The impression of authenticity of the photo may have been a trick: Capa may have made a slightly unfocused photo on purpose (no autofocus in those days, of course!), and moved his hands a bit to give the impression he himself was diving for safety while pressing the shutter.

And then there is the role of the press. Capa's picture was first published September 1936 in two French magazines, Vu and Regards. In Vu they published a whole series of the young photographer (he was 22 at the time and not yet famous) with poetic, symbolic captions going with the photos. When the same picture was republished later in world-famous magazine Life in the USA, July 1937, there was a much more dramatic caption, talking about the photo being made at the moment the soldier was killed. Being published in Life, and with such a dramatic caption, were the occasion for Capa to become world-famous--and he did not say that the caption going with his photo was not truthful. He did not even lie, he just did not tell 'the whole truth'. What would I have done--what would you have done--if fame suddenly beckons?
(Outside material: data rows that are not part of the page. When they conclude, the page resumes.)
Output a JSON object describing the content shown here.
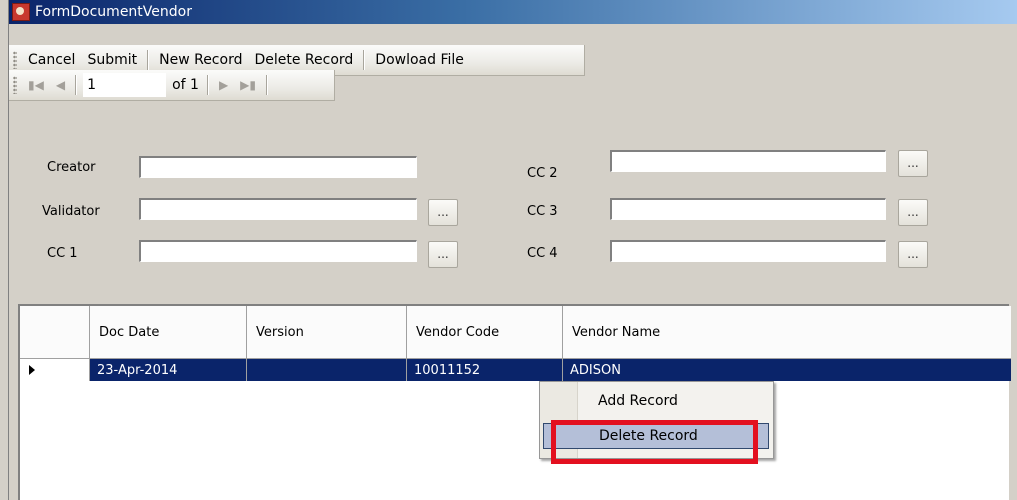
{
  "window": {
    "title": "FormDocumentVendor"
  },
  "toolbar": {
    "cancel": "Cancel",
    "submit": "Submit",
    "new_record": "New Record",
    "delete_record": "Delete Record",
    "download_file": "Dowload File"
  },
  "navigator": {
    "first_icon": "first-record-icon",
    "prev_icon": "previous-record-icon",
    "next_icon": "next-record-icon",
    "last_icon": "last-record-icon",
    "position": "1",
    "of_label": "of 1"
  },
  "form": {
    "creator_label": "Creator",
    "validator_label": "Validator",
    "cc1_label": "CC 1",
    "cc2_label": "CC 2",
    "cc3_label": "CC 3",
    "cc4_label": "CC 4",
    "ellipsis": "..."
  },
  "grid": {
    "columns": [
      "Doc Date",
      "Version",
      "Vendor Code",
      "Vendor Name"
    ],
    "rows": [
      {
        "doc_date": "23-Apr-2014",
        "version": "",
        "vendor_code": "10011152",
        "vendor_name": "ADISON",
        "selected": true
      }
    ]
  },
  "context_menu": {
    "items": [
      "Add Record",
      "Delete Record"
    ],
    "highlighted": "Delete Record"
  },
  "colors": {
    "selection": "#0a246a",
    "menu_highlight": "#b4bfd8",
    "annotation_box": "#e3101f"
  }
}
Footnote: the picture can be found on many websites so have a look at Google or better the Wikipedia if you do not know it, but is copyrighted.

2009-10-06

Making good on my promise, part 1

This weekend I began making good on my promise to do some photos of autumn colours this time. Hopefully some more stunning ones will follow in future instances, because there are not many colouring trees yet. But for starters, this was not too bad. I liked making the discoloured leaves not the single subject of the picture (going against my own precept of simplicity), but putting them in "by the way" in a picture of the "other-worldly" form of the flower-base still standing on our Cornus Nuttallii.

Looking around for more coloured leaves, form caught my eye instead of colour. Hence the second photo, of the walnut in its bolster. Natural symmetry.

2009-10-04

Mediterranean colours: Sun on the Stairs


CHEPS25-5961
Originally uploaded by DFW-Photo
Been on a trip to Istria (Slovenia, Croatia, on the Adriatic coast) last week and just recovered from it--physically OK again and photographically still very impressed. It all shouts colours. Even the photos I envisaged as black-and-white ones look better in their original, colour form!